BRUSSELS: The wave of protest against symbols of Belgium’s colonial past intensified Friday with at least two more royal statues targeted by anti-racism activists days before the anniversary of Congo’s independence.

The brutal exploitation of Belgium’s former central African colonies has long been a sensitive topic, and the recent wave of protests against police killings in the United States has reinvigorated campaigners.

On Friday, Belgium’s modern royal family was dragged into the fray when a prince defended the record of his ancestor Leopold II, who once owned the then Congo Free State as a personal estate.

Historians say that millions of Africans from areas in what is now the Democratic Republic of Congo were killed, mutilated or died of disease as they worked on Leopold II’s rubber plantations.

Several statues of the king, who ruled between 1865 and 1909, have been daubed with paint or torn down by protesters in recent weeks, and a petition has been launched for their removal.

And some institutions have removed busts or statues from public view to defuse public anger.

But Prince Laurent, a brother of the present King Philippe and 13th in line to the throne, spoke out in an interview with the SudPresse media group to defend his forebear.

“Lots of people worked for Leopold II and committed abuses, but that doesn’t mean that Leopold II committed abuses,” he said.

“He never went to Congo, so I don’t see how he could have hurt people there.”

The royal palace had no comment on Laurent’s intervention in the debate, and a source close to the family told AFP the crown was considering its position on the “complex matter.”

Meanwhile, overnight, protesters daubed blood-red paint on a bust of another king of the Belgians, Laurent and Philippe’s uncle Baudouin who ruled until 1993, by the cathedral in Brussels.

And in the Auderghem district on the outskirts of the city a group of activists dismantled a Leopold II statue, filmed by journalists the RTBF public television.

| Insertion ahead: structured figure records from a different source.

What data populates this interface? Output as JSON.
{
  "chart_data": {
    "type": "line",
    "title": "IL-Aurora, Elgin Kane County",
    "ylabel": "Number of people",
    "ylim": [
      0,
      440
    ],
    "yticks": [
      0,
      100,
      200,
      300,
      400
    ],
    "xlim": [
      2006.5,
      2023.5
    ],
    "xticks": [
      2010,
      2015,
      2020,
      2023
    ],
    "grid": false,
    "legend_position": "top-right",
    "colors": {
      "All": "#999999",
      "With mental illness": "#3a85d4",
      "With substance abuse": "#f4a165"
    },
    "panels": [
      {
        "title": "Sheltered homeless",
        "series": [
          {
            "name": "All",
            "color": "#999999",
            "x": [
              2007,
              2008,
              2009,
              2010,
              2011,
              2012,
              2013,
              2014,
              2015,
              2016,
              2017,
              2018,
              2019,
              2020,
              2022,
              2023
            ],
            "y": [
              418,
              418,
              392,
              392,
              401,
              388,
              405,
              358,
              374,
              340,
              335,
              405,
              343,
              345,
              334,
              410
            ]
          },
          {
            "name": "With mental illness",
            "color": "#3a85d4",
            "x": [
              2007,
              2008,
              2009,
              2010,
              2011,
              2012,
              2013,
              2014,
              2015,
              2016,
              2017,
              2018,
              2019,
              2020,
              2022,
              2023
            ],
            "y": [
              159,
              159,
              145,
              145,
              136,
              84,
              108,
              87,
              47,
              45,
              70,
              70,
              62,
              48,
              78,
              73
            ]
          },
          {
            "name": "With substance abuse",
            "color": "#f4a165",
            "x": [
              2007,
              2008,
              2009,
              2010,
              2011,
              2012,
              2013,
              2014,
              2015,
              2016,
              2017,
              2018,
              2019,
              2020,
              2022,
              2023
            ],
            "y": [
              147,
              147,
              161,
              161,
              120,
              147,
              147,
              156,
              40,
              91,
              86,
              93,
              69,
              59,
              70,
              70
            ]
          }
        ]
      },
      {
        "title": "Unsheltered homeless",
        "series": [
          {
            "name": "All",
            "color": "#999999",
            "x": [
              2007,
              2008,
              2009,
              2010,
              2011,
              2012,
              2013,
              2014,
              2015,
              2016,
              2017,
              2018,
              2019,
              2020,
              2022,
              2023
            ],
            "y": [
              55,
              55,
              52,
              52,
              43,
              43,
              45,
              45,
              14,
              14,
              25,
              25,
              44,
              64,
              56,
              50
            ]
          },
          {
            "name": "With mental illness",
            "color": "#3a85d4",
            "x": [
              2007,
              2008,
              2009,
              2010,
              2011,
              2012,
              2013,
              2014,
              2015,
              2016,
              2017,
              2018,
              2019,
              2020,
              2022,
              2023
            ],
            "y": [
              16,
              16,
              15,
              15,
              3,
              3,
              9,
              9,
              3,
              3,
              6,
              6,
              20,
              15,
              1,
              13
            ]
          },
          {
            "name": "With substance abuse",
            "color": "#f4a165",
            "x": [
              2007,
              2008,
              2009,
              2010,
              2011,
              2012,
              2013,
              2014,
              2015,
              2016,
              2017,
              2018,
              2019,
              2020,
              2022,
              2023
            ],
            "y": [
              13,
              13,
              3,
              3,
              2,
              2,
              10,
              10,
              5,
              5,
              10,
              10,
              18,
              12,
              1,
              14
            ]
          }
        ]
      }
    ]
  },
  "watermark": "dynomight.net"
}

“There are too many symbols of colonialism in Brussels. We’ve been campaigning for years and trying to get our voices heard,” one activist told the camera.

Belgium will mark the independence in 1960 of its Congolese territory on June 30.

Several other European countries face a reckoning of their own with their colonial pasts, spurred by the racial justice movement in the United States following the latest police killing of an unarmed black man.